What we've found so far is that a very low-carb diet may reduce the activity of genes involved in glucose metabolism in the muscles of exercise-trained mice. The evidence we’ve reviewed leans toward this effect occurring only at extremely low carbohydrate levels.
Our analysis of the available research shows that when mice who exercise are given a diet with just 1% of calories from carbohydrates, the genes that help muscles take up and use glucose become less active [1]. This change isn’t seen when mice eat a slightly higher, though still low, amount of carbs—like 10% of their diet—suggesting there may be a threshold below which carbohydrate intake starts to affect these genes [1]. We don’t know from this evidence whether this gene change affects actual muscle performance or long-term health, only that the gene activity shifts under extreme carb restriction.

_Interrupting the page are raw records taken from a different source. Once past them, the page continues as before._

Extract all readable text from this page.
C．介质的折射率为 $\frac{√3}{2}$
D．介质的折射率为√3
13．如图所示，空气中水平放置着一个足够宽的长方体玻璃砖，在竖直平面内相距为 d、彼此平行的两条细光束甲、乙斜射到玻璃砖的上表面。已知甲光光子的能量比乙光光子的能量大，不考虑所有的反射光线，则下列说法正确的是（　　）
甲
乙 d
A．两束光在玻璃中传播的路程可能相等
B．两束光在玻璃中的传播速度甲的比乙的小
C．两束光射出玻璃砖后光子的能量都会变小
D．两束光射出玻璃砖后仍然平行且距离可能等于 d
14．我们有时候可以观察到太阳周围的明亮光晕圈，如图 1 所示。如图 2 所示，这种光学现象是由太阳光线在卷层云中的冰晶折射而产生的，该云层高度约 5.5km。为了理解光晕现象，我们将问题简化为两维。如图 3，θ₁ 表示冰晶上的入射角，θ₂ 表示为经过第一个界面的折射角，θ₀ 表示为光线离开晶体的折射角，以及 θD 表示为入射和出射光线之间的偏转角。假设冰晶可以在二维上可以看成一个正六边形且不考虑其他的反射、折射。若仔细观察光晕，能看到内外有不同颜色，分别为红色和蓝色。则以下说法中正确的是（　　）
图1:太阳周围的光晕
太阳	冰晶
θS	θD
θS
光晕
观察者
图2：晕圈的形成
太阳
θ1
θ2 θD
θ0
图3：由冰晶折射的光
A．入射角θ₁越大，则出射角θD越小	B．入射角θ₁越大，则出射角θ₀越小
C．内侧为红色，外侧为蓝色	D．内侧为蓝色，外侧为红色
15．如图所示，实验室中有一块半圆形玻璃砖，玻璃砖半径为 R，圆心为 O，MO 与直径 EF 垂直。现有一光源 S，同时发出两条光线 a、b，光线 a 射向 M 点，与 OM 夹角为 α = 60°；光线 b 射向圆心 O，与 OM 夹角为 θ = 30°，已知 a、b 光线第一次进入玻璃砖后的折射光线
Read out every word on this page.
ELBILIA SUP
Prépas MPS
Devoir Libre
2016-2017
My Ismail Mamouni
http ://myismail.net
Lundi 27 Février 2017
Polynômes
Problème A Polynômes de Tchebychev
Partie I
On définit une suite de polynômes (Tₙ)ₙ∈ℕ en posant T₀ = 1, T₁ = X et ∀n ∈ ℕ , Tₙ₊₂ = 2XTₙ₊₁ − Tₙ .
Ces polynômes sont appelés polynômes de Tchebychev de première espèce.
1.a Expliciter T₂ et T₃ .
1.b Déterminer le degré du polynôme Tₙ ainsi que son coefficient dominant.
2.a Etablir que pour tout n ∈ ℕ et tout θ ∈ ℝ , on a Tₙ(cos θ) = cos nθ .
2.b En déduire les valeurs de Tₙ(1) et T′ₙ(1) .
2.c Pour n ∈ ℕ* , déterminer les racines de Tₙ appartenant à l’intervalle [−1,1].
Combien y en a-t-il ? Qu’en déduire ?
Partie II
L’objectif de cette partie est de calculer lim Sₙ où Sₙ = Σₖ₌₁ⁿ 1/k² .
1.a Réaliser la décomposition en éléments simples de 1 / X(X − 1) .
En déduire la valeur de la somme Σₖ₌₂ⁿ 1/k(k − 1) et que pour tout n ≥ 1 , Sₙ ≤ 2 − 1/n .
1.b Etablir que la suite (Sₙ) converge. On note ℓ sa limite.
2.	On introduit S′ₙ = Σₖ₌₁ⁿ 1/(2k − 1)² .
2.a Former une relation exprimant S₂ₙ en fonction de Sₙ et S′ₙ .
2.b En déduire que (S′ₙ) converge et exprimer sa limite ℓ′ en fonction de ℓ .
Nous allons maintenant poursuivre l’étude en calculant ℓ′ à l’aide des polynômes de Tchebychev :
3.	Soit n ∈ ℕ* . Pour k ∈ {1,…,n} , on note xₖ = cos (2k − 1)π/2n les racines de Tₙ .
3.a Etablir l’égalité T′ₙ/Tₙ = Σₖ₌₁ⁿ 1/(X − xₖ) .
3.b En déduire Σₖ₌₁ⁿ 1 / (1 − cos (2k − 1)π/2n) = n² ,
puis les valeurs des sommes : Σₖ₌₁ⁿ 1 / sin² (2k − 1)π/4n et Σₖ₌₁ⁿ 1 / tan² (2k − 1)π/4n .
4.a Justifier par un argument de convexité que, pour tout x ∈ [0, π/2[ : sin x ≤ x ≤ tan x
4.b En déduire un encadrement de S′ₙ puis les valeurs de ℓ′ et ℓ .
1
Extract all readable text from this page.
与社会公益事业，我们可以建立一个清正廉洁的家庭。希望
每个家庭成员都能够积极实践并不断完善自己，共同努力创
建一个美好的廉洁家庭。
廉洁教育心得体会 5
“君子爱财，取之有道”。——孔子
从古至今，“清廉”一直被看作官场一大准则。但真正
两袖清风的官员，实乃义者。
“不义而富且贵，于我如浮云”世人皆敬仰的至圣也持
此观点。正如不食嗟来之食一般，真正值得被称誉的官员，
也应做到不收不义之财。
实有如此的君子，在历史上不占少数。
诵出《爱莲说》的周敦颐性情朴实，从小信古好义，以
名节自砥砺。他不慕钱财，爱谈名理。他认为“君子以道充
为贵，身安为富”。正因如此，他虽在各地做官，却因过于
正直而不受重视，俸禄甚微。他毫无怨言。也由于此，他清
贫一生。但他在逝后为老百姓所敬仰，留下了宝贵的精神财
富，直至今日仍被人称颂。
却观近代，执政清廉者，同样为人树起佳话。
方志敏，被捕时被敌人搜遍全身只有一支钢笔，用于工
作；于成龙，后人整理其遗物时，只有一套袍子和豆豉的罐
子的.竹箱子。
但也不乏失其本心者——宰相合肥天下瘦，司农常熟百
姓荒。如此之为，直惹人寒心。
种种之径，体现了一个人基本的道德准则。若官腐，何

Based on what we’ve reviewed so far, the effect appears specific to very low carbohydrate intake in mice that are already physically active. We have not found any studies that contradict this finding, but only one assertion was available for analysis, so our current view is limited.
This means that in lab mice that run regularly, cutting carbs to extremely low levels might alter how their muscles prepare to use sugar for energy. But we don’t yet know what this means for physical performance, recovery, or metabolic health over time.
Takeaway: In exercise-trained mice, dropping carbs to 1% of the diet—much lower than typical low-carb diets—may dial down sugar-metabolizing genes in muscle. We don’t know if this matters for fitness or health, but it suggests extreme carb restriction changes how muscles handle glucose at the genetic level.